Tres pruebas distintas

  • ¿El comprobante es técnicamente correcto?
  • ¿El bien fue recibido, el servicio se prestó o el derecho se ejerció?
  • ¿La operación tiene propósito empresarial y tratamiento congruente?

Expediente de evidencia

La norma no impone una carpeta idéntica para todas las operaciones. La evidencia debe ser proporcional al monto y al riesgo.

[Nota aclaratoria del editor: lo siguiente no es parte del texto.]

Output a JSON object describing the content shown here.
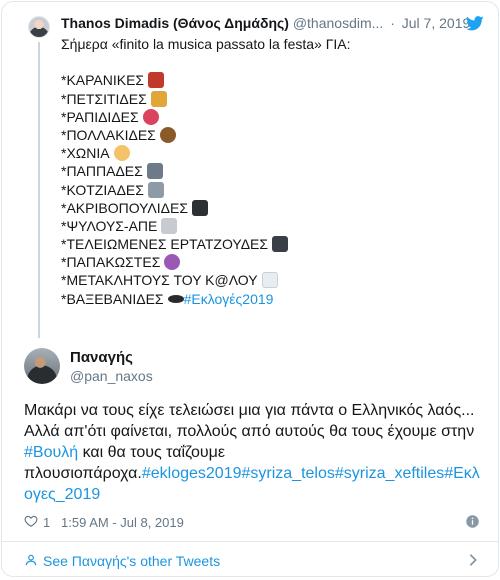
{
  "parent": {
    "name": "Thanos Dimadis (Θάνος Δημάδης)",
    "handle": "@thanosdim...",
    "date": "Jul 7, 2019",
    "intro": "Σήμερα «finito la musica passato la festa» ΓΙΑ:",
    "items": [
      {
        "text": "*ΚΑΡΑΝΙΚΕΣ",
        "emoji": "ogre-emoji",
        "color": "#c0392b"
      },
      {
        "text": "*ΠΕΤΣΙΤΙΔΕΣ",
        "emoji": "money-bag-emoji",
        "color": "#e0a63a"
      },
      {
        "text": "*ΡΑΠΙΔΙΔΕΣ",
        "emoji": "lying-face-emoji",
        "color": "#d9435e"
      },
      {
        "text": "*ΠΟΛΛΑΚΙΔΕΣ",
        "emoji": "pile-of-poo-emoji",
        "color": "#8a5a2b"
      },
      {
        "text": "*ΧΩΝΙΑ",
        "emoji": "clown-face-emoji",
        "color": "#f3c26b"
      },
      {
        "text": "*ΠΑΠΠΑΔΕΣ",
        "emoji": "rocket-emoji",
        "color": "#6c7a89"
      },
      {
        "text": "*ΚΟΤΖΙΑΔΕΣ",
        "emoji": "tombstone-emoji",
        "color": "#8e9aa6"
      },
      {
        "text": "*ΑΚΡΙΒΟΠΟΥΛΙΔΕΣ",
        "emoji": "spider-emoji",
        "color": "#2c2f33"
      },
      {
        "text": "*ΨΥΛΟΥΣ-ΑΠΕ",
        "emoji": "mouse-emoji",
        "color": "#c7cbd0"
      },
      {
        "text": "*ΤΕΛΕΙΩΜΕΝΕΣ ΕΡΤΑΤΖΟΥΔΕΣ",
        "emoji": "movie-camera-emoji",
        "color": "#3a3f45"
      },
      {
        "text": "*ΠΑΠΑΚΩΣΤΕΣ",
        "emoji": "crystal-ball-emoji",
        "color": "#9b59b6"
      },
      {
        "text": "*ΜΕΤΑΚΛΗΤΟΥΣ ΤΟΥ Κ@ΛΟΥ",
        "emoji": "toilet-paper-emoji",
        "color": "#e8edf2"
      },
      {
        "text": "*ΒΑΞΕΒΑΝΙΔΕΣ",
        "emoji": "hole-emoji",
        "color": "#2a2a2a"
      }
    ],
    "last_hashtag": "#Εκλογές2019"
  },
  "reply": {
    "name": "Παναγής",
    "handle": "@pan_naxos",
    "line1": "Μακάρι να τους είχε τελειώσει μια για πάντα ο Ελληνικός λαός...",
    "line2": "Αλλά απ'ότι φαίνεται, πολλούς από αυτούς θα τους έχουμε στην",
    "line3_hashtag": "#Βουλή",
    "line3_rest": " και θα τους ταΐζουμε",
    "line4_text": "πλουσιοπάροχα.",
    "line4_hashtags": "#ekloges2019#syriza_telos#syriza_xeftiles#Εκλ",
    "line5_hashtag": "ογες_2019",
    "likes": "1",
    "timestamp": "1:59 AM - Jul 8, 2019"
  },
  "footer": {
    "see_more": "See Παναγής's other Tweets"
  },
  "colors": {
    "accent": "#1b95e0",
    "muted": "#657786",
    "border": "#e1e8ed"
  }
}
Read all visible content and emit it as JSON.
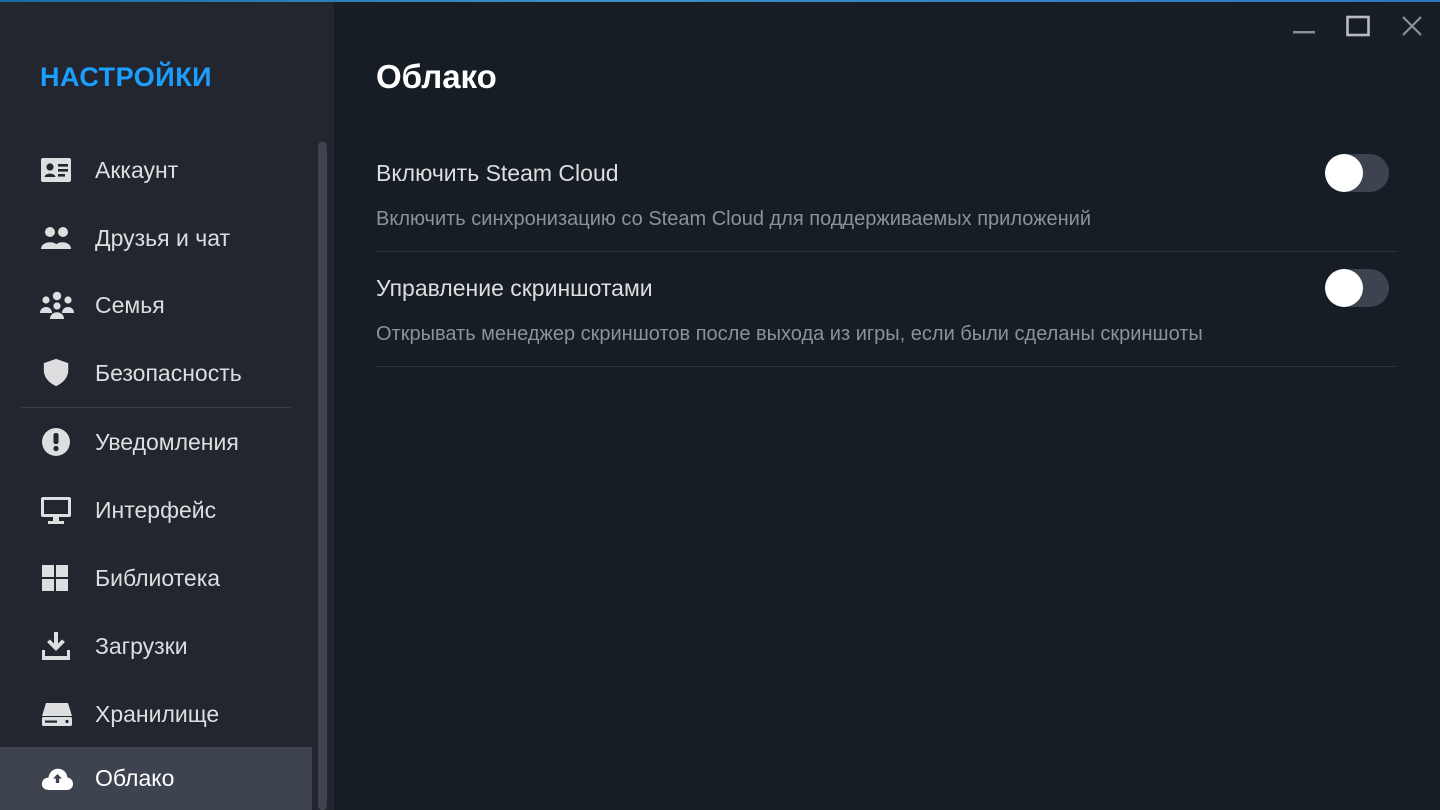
{
  "sidebar": {
    "title": "НАСТРОЙКИ",
    "items": [
      {
        "label": "Аккаунт",
        "icon": "account-card-icon"
      },
      {
        "label": "Друзья и чат",
        "icon": "friends-icon"
      },
      {
        "label": "Семья",
        "icon": "family-icon"
      },
      {
        "label": "Безопасность",
        "icon": "shield-icon"
      },
      {
        "label": "Уведомления",
        "icon": "notification-icon"
      },
      {
        "label": "Интерфейс",
        "icon": "monitor-icon"
      },
      {
        "label": "Библиотека",
        "icon": "grid-icon"
      },
      {
        "label": "Загрузки",
        "icon": "download-icon"
      },
      {
        "label": "Хранилище",
        "icon": "storage-icon"
      },
      {
        "label": "Облако",
        "icon": "cloud-sync-icon",
        "active": true
      }
    ]
  },
  "main": {
    "title": "Облако",
    "settings": [
      {
        "title": "Включить Steam Cloud",
        "description": "Включить синхронизацию со Steam Cloud для поддерживаемых приложений",
        "enabled": false
      },
      {
        "title": "Управление скриншотами",
        "description": "Открывать менеджер скриншотов после выхода из игры, если были сделаны скриншоты",
        "enabled": false
      }
    ]
  },
  "window_controls": {
    "icons": [
      "minimize-icon",
      "maximize-icon",
      "close-icon"
    ]
  },
  "colors": {
    "accent": "#1a9fff",
    "sidebar_bg": "#23262e",
    "main_bg": "#171d25",
    "active_item_bg": "#3d4450",
    "toggle_off_bg": "#3d4450",
    "text_primary": "#dcdedf",
    "text_secondary": "#8b929a"
  }
}
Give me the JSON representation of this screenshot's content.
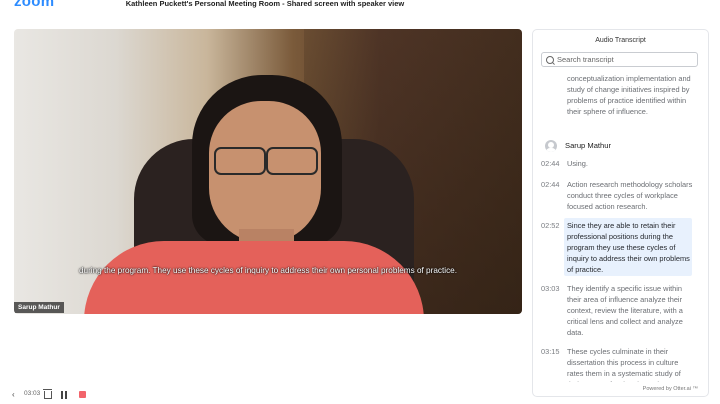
{
  "app": {
    "logo": "zoom",
    "title": "Kathleen Puckett's Personal Meeting Room - Shared screen with speaker view"
  },
  "video": {
    "subtitle": "during the program. They use these cycles of inquiry to address their own personal problems of practice.",
    "participant_name": "Sarup Mathur"
  },
  "transcript": {
    "title": "Audio Transcript",
    "search_placeholder": "Search transcript",
    "intro_text": "conceptualization implementation and study of change initiatives inspired by problems of practice identified within their sphere of influence.",
    "speaker": "Sarup Mathur",
    "entries": [
      {
        "time": "02:44",
        "text": "Using."
      },
      {
        "time": "02:44",
        "text": "Action research methodology scholars conduct three cycles of workplace focused action research."
      },
      {
        "time": "02:52",
        "text": "Since they are able to retain their professional positions during the program they use these cycles of inquiry to address their own problems of practice.",
        "highlighted": true
      },
      {
        "time": "03:03",
        "text": "They identify a specific issue within their area of influence analyze their context, review the literature, with a critical lens and collect and analyze data."
      },
      {
        "time": "03:15",
        "text": "These cycles culminate in their dissertation this process in culture rates them in a systematic study of their own professional practice."
      }
    ],
    "powered_by": "Powered by Otter.ai ™"
  },
  "controls": {
    "back": "‹",
    "time": "03:03"
  }
}
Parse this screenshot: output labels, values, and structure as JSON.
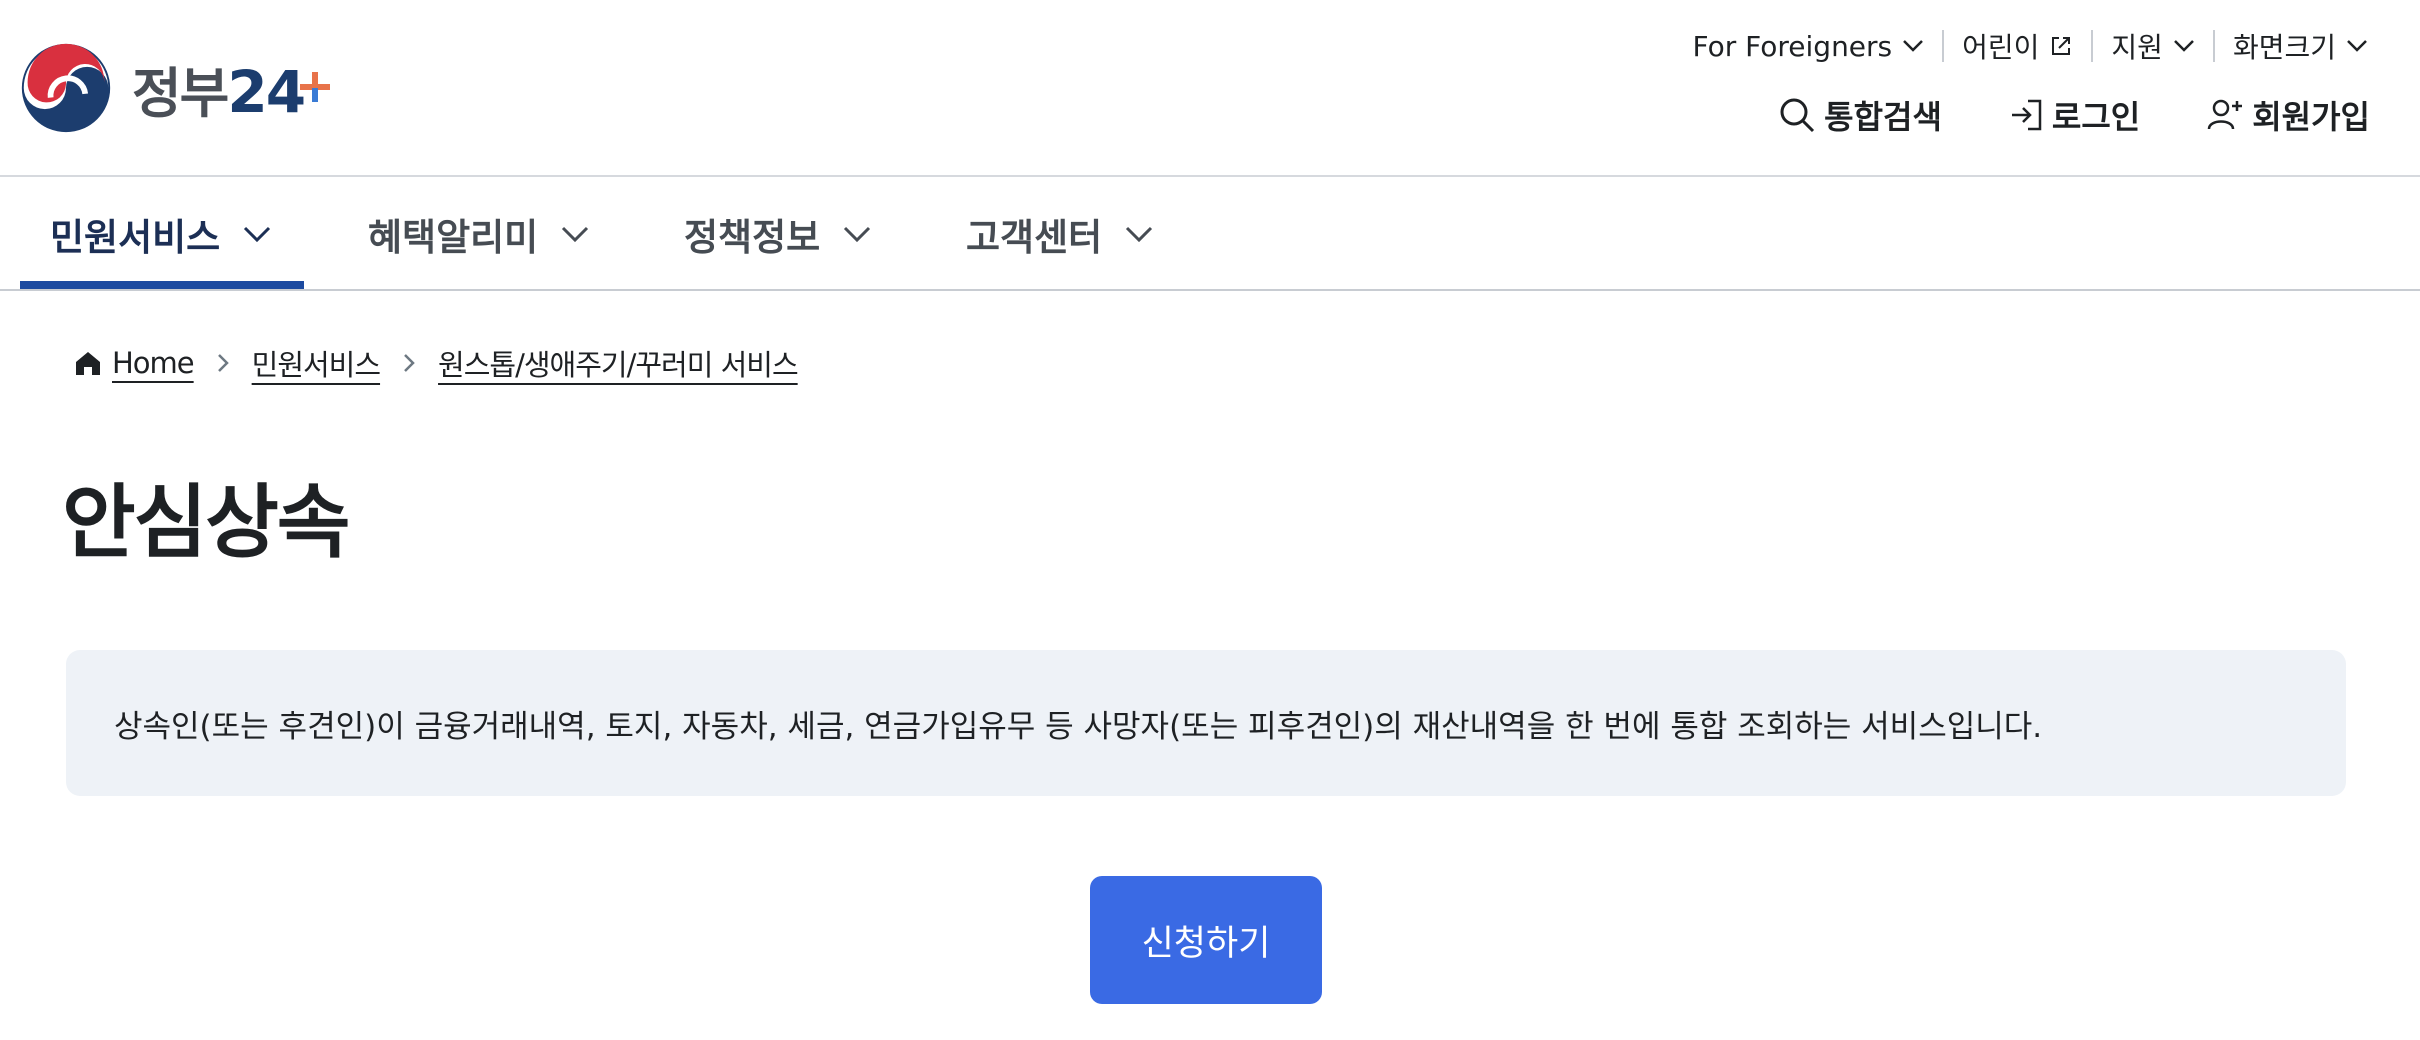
{
  "brand": {
    "name": "정부",
    "num": "24"
  },
  "utility": [
    {
      "label": "For Foreigners",
      "icon": "chevron-down-icon"
    },
    {
      "label": "어린이",
      "icon": "external-link-icon"
    },
    {
      "label": "지원",
      "icon": "chevron-down-icon"
    },
    {
      "label": "화면크기",
      "icon": "chevron-down-icon"
    }
  ],
  "tools": {
    "search": "통합검색",
    "login": "로그인",
    "signup": "회원가입"
  },
  "nav": [
    "민원서비스",
    "혜택알리미",
    "정책정보",
    "고객센터"
  ],
  "breadcrumb": [
    "Home",
    "민원서비스",
    "원스톱/생애주기/꾸러미 서비스"
  ],
  "page": {
    "title": "안심상속",
    "description": "상속인(또는 후견인)이 금융거래내역, 토지, 자동차, 세금, 연금가입유무 등 사망자(또는 피후견인)의 재산내역을 한 번에 통합 조회하는 서비스입니다.",
    "apply_label": "신청하기"
  },
  "colors": {
    "primary": "#3a6ae4",
    "nav_active": "#1c4aa0",
    "info_bg": "#eef2f7"
  }
}
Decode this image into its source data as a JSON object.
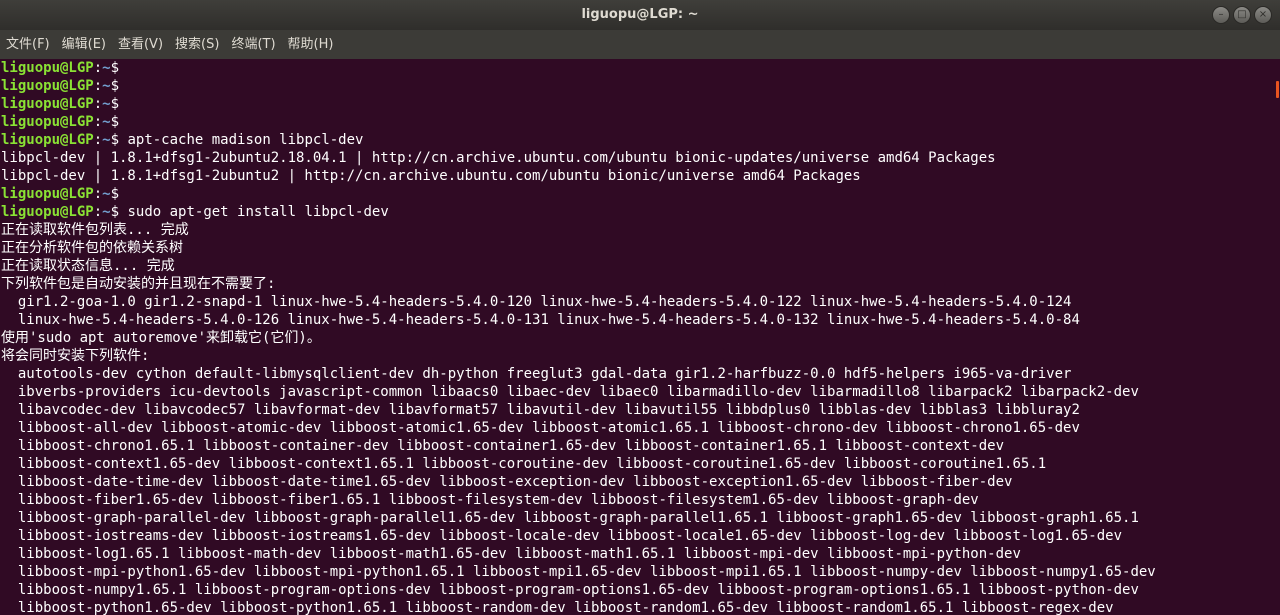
{
  "window": {
    "title": "liguopu@LGP: ~",
    "buttons": [
      {
        "name": "minimize",
        "glyph": "–"
      },
      {
        "name": "maximize",
        "glyph": "□"
      },
      {
        "name": "close",
        "glyph": "×"
      }
    ]
  },
  "menu": {
    "items": [
      "文件(F)",
      "编辑(E)",
      "查看(V)",
      "搜索(S)",
      "终端(T)",
      "帮助(H)"
    ]
  },
  "prompt": {
    "user_host": "liguopu@LGP",
    "separator": ":",
    "path": "~",
    "symbol": "$"
  },
  "terminal": {
    "lines": [
      {
        "type": "prompt",
        "cmd": ""
      },
      {
        "type": "prompt",
        "cmd": ""
      },
      {
        "type": "prompt",
        "cmd": ""
      },
      {
        "type": "prompt",
        "cmd": ""
      },
      {
        "type": "prompt",
        "cmd": " apt-cache madison libpcl-dev"
      },
      {
        "type": "output",
        "text": "libpcl-dev | 1.8.1+dfsg1-2ubuntu2.18.04.1 | http://cn.archive.ubuntu.com/ubuntu bionic-updates/universe amd64 Packages"
      },
      {
        "type": "output",
        "text": "libpcl-dev | 1.8.1+dfsg1-2ubuntu2 | http://cn.archive.ubuntu.com/ubuntu bionic/universe amd64 Packages"
      },
      {
        "type": "prompt",
        "cmd": ""
      },
      {
        "type": "prompt",
        "cmd": " sudo apt-get install libpcl-dev"
      },
      {
        "type": "output",
        "text": "正在读取软件包列表... 完成"
      },
      {
        "type": "output",
        "text": "正在分析软件包的依赖关系树"
      },
      {
        "type": "output",
        "text": "正在读取状态信息... 完成"
      },
      {
        "type": "output",
        "text": "下列软件包是自动安装的并且现在不需要了:"
      },
      {
        "type": "output",
        "text": "  gir1.2-goa-1.0 gir1.2-snapd-1 linux-hwe-5.4-headers-5.4.0-120 linux-hwe-5.4-headers-5.4.0-122 linux-hwe-5.4-headers-5.4.0-124"
      },
      {
        "type": "output",
        "text": "  linux-hwe-5.4-headers-5.4.0-126 linux-hwe-5.4-headers-5.4.0-131 linux-hwe-5.4-headers-5.4.0-132 linux-hwe-5.4-headers-5.4.0-84"
      },
      {
        "type": "output",
        "text": "使用'sudo apt autoremove'来卸载它(它们)。"
      },
      {
        "type": "output",
        "text": "将会同时安装下列软件:"
      },
      {
        "type": "output",
        "text": "  autotools-dev cython default-libmysqlclient-dev dh-python freeglut3 gdal-data gir1.2-harfbuzz-0.0 hdf5-helpers i965-va-driver"
      },
      {
        "type": "output",
        "text": "  ibverbs-providers icu-devtools javascript-common libaacs0 libaec-dev libaec0 libarmadillo-dev libarmadillo8 libarpack2 libarpack2-dev"
      },
      {
        "type": "output",
        "text": "  libavcodec-dev libavcodec57 libavformat-dev libavformat57 libavutil-dev libavutil55 libbdplus0 libblas-dev libblas3 libbluray2"
      },
      {
        "type": "output",
        "text": "  libboost-all-dev libboost-atomic-dev libboost-atomic1.65-dev libboost-atomic1.65.1 libboost-chrono-dev libboost-chrono1.65-dev"
      },
      {
        "type": "output",
        "text": "  libboost-chrono1.65.1 libboost-container-dev libboost-container1.65-dev libboost-container1.65.1 libboost-context-dev"
      },
      {
        "type": "output",
        "text": "  libboost-context1.65-dev libboost-context1.65.1 libboost-coroutine-dev libboost-coroutine1.65-dev libboost-coroutine1.65.1"
      },
      {
        "type": "output",
        "text": "  libboost-date-time-dev libboost-date-time1.65-dev libboost-exception-dev libboost-exception1.65-dev libboost-fiber-dev"
      },
      {
        "type": "output",
        "text": "  libboost-fiber1.65-dev libboost-fiber1.65.1 libboost-filesystem-dev libboost-filesystem1.65-dev libboost-graph-dev"
      },
      {
        "type": "output",
        "text": "  libboost-graph-parallel-dev libboost-graph-parallel1.65-dev libboost-graph-parallel1.65.1 libboost-graph1.65-dev libboost-graph1.65.1"
      },
      {
        "type": "output",
        "text": "  libboost-iostreams-dev libboost-iostreams1.65-dev libboost-locale-dev libboost-locale1.65-dev libboost-log-dev libboost-log1.65-dev"
      },
      {
        "type": "output",
        "text": "  libboost-log1.65.1 libboost-math-dev libboost-math1.65-dev libboost-math1.65.1 libboost-mpi-dev libboost-mpi-python-dev"
      },
      {
        "type": "output",
        "text": "  libboost-mpi-python1.65-dev libboost-mpi-python1.65.1 libboost-mpi1.65-dev libboost-mpi1.65.1 libboost-numpy-dev libboost-numpy1.65-dev"
      },
      {
        "type": "output",
        "text": "  libboost-numpy1.65.1 libboost-program-options-dev libboost-program-options1.65-dev libboost-program-options1.65.1 libboost-python-dev"
      },
      {
        "type": "output",
        "text": "  libboost-python1.65-dev libboost-python1.65.1 libboost-random-dev libboost-random1.65-dev libboost-random1.65.1 libboost-regex-dev"
      }
    ]
  },
  "colors": {
    "background": "#300a24",
    "prompt_user": "#8ae234",
    "prompt_path": "#729fcf",
    "text": "#ffffff",
    "scroll_accent": "#e95420"
  }
}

  • Contrato, orden de compra o propuesta aceptada.
  • Identificación y validación del proveedor.
  • Descripción específica del bien o servicio.
  • Entregables, reportes o constancias de recepción.
  • Comunicaciones de seguimiento.
  • Evidencia de capacidad material cuando sea relevante.
  • Transferencia y conciliación bancaria.
  • Comprobante y complemento de pago, si procede.
  • Retenciones, permisos o documentación sectorial.
  • Explicación de la necesidad empresarial.

Controles para quien emite

El concepto debe coincidir con el contrato, la actividad, el periodo real, el precio, la forma de ejecución y la evidencia entregada.

Controles para quien recibe

Debe confirmar que solicitó y recibió la operación, que la contraparte es la misma que facturó y que no existen contradicciones entre contrato, banco, comprobante y contabilidad.

Dónde empezar

Clasifique proveedores y operaciones por riesgo. Empiece por servicios intangibles, pagos extraordinarios, partes relacionadas, conceptos genéricos, proveedores nuevos y expedientes sin entregables verificables.

Una presentación genérica o un contrato copiado no acreditan por sí solos que el servicio ocurrió.